E alcuni testimoni confermarono di averla vista accanto al professore «alle ore 18 e 16 del 17 dicembre del 2001», durante un’attività di pedinamento. La sera dell’attentato il suo compito fu quello della staffetta: seguì in bicicletta la vittima verso i suoi carnefici, per avvertirli se avesse cambiato percorso. Nel suo computer, poi, fu ritrovato il documento di rivendicazione scritto dalle Brigate Rosse scritto due giorni prima dell’omicidio, e durante l’arresto rifiutò di rispondere a qualsiasi domanda dei magistrati, e si dichiarò «prigioniera politica» nel corso delle prime udienze del processo.
Se ci fossero ancora dei dubbi, c’è quella lettera in cui diceva che secondo lei «Marco Biagi avrebbe dovuto essere torturato prima di venire ucciso». Per questo, Diana Blefari Melazzi era una delle detenute soggette al 41 bis, il cosiddetto carcere duro, una misura che i suoi avvocati avevano contestato duramente, consegnando una perizia dello psichiatra Antonio Coppotelli nella quale si diceva che la militante br era in pericolo di vita e che aveva bisogno urgente di cure adeguate.
Da un anno e mezzo era così tornata in regime di detenzione comune e, dopo una serie di trasferimenti dal penitenziario dell’Aquila a quello romano di Rebibbia passando attraverso l’ospedale psichiatrico giudiziario di Montelupo Fiorentino e il carcere di Sollicciano, era rientrata da qualche giorno nella Capitale, in cella da sola. Detenute e guardie la descrivono taciturna, molto schiva, e anche umorale. Certo, un banale ritratto da depresso. La compagna Maria, come veniva chiamata all’interno delle Br, era stata catturata il 22 dicembre 2003 in una villetta sul litorale nord di Roma, tra Santa Severa e Santa Marinella.
Pochi giorni prima era scappata dalla sua vita regolare e dai suoi impegni: gestiva due edicole a Roma.
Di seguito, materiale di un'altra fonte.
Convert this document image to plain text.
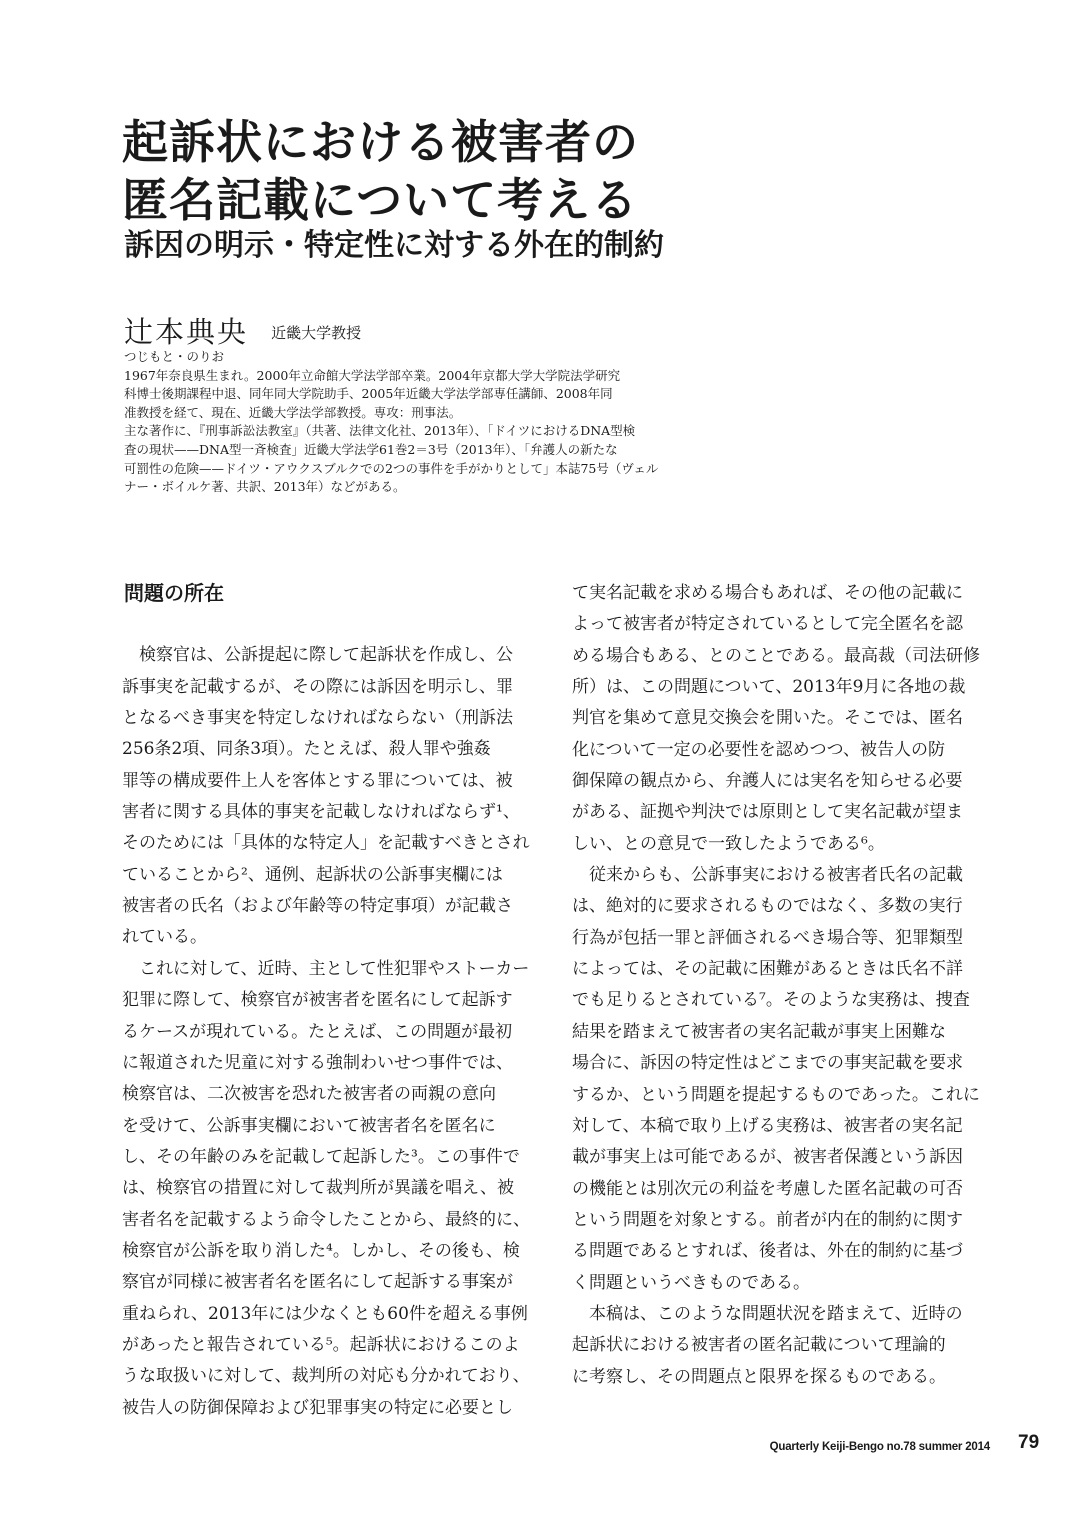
起訴状における被害者の
匿名記載について考える
訴因の明示・特定性に対する外在的制約
辻本典央 近畿大学教授
つじもと・のりお
1967年奈良県生まれ。2000年立命館大学法学部卒業。2004年京都大学大学院法学研究
科博士後期課程中退、同年同大学院助手、2005年近畿大学法学部専任講師、2008年同
准教授を経て、現在、近畿大学法学部教授。専攻：刑事法。
主な著作に、『刑事訴訟法教室』（共著、法律文化社、2013年）、「ドイツにおけるDNA型検
査の現状——DNA型一斉検査」近畿大学法学61巻2＝3号（2013年）、「弁護人の新たな
可罰性の危険——ドイツ・アウクスブルクでの2つの事件を手がかりとして」本誌75号（ヴェル
ナー・ボイルケ著、共訳、2013年）などがある。
問題の所在
　検察官は、公訴提起に際して起訴状を作成し、公
訴事実を記載するが、その際には訴因を明示し、罪
となるべき事実を特定しなければならない（刑訴法
256条2項、同条3項）。たとえば、殺人罪や強姦
罪等の構成要件上人を客体とする罪については、被
害者に関する具体的事実を記載しなければならず¹、
そのためには「具体的な特定人」を記載すべきとされ
ていることから²、通例、起訴状の公訴事実欄には
被害者の氏名（および年齢等の特定事項）が記載さ
れている。
　これに対して、近時、主として性犯罪やストーカー
犯罪に際して、検察官が被害者を匿名にして起訴す
るケースが現れている。たとえば、この問題が最初
に報道された児童に対する強制わいせつ事件では、
検察官は、二次被害を恐れた被害者の両親の意向
を受けて、公訴事実欄において被害者名を匿名に
し、その年齢のみを記載して起訴した³。この事件で
は、検察官の措置に対して裁判所が異議を唱え、被
害者名を記載するよう命令したことから、最終的に、
検察官が公訴を取り消した⁴。しかし、その後も、検
察官が同様に被害者名を匿名にして起訴する事案が
重ねられ、2013年には少なくとも60件を超える事例
があったと報告されている⁵。起訴状におけるこのよ
うな取扱いに対して、裁判所の対応も分かれており、
被告人の防御保障および犯罪事実の特定に必要とし
て実名記載を求める場合もあれば、その他の記載に
よって被害者が特定されているとして完全匿名を認
める場合もある、とのことである。最高裁（司法研修
所）は、この問題について、2013年9月に各地の裁
判官を集めて意見交換会を開いた。そこでは、匿名
化について一定の必要性を認めつつ、被告人の防
御保障の観点から、弁護人には実名を知らせる必要
がある、証拠や判決では原則として実名記載が望ま
しい、との意見で一致したようである⁶。
　従来からも、公訴事実における被害者氏名の記載
は、絶対的に要求されるものではなく、多数の実行
行為が包括一罪と評価されるべき場合等、犯罪類型
によっては、その記載に困難があるときは氏名不詳
でも足りるとされている⁷。そのような実務は、捜査
結果を踏まえて被害者の実名記載が事実上困難な
場合に、訴因の特定性はどこまでの事実記載を要求
するか、という問題を提起するものであった。これに
対して、本稿で取り上げる実務は、被害者の実名記
載が事実上は可能であるが、被害者保護という訴因
の機能とは別次元の利益を考慮した匿名記載の可否
という問題を対象とする。前者が内在的制約に関す
る問題であるとすれば、後者は、外在的制約に基づ
く問題というべきものである。
　本稿は、このような問題状況を踏まえて、近時の
起訴状における被害者の匿名記載について理論的
に考察し、その問題点と限界を探るものである。
Quarterly Keiji-Bengo no.78 summer 2014 79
Aveva fatto una telefonata di scuse al datore di lavoro e aveva scritto alla sorella: «Io sono costretta ad andarmene. Evita assolutamente di avvicinarti a casa mia». Diana Blefari Melazzi discendeva da una famiglia di nobili originari della costa ionica. In carcere, all’inizio sembrava una dura. Ma cambiò atteggiamento dopo la prima condanna all’ergastolo: fece a pezzi tutto quello che le capitava davanti in cella. Subì un crollo dal quale non si riprese più. Si arrabbiava anche con i suoi avvocati: «Siete complici di D’Alema», diceva. «Fate parte di un complotto per uccidermi».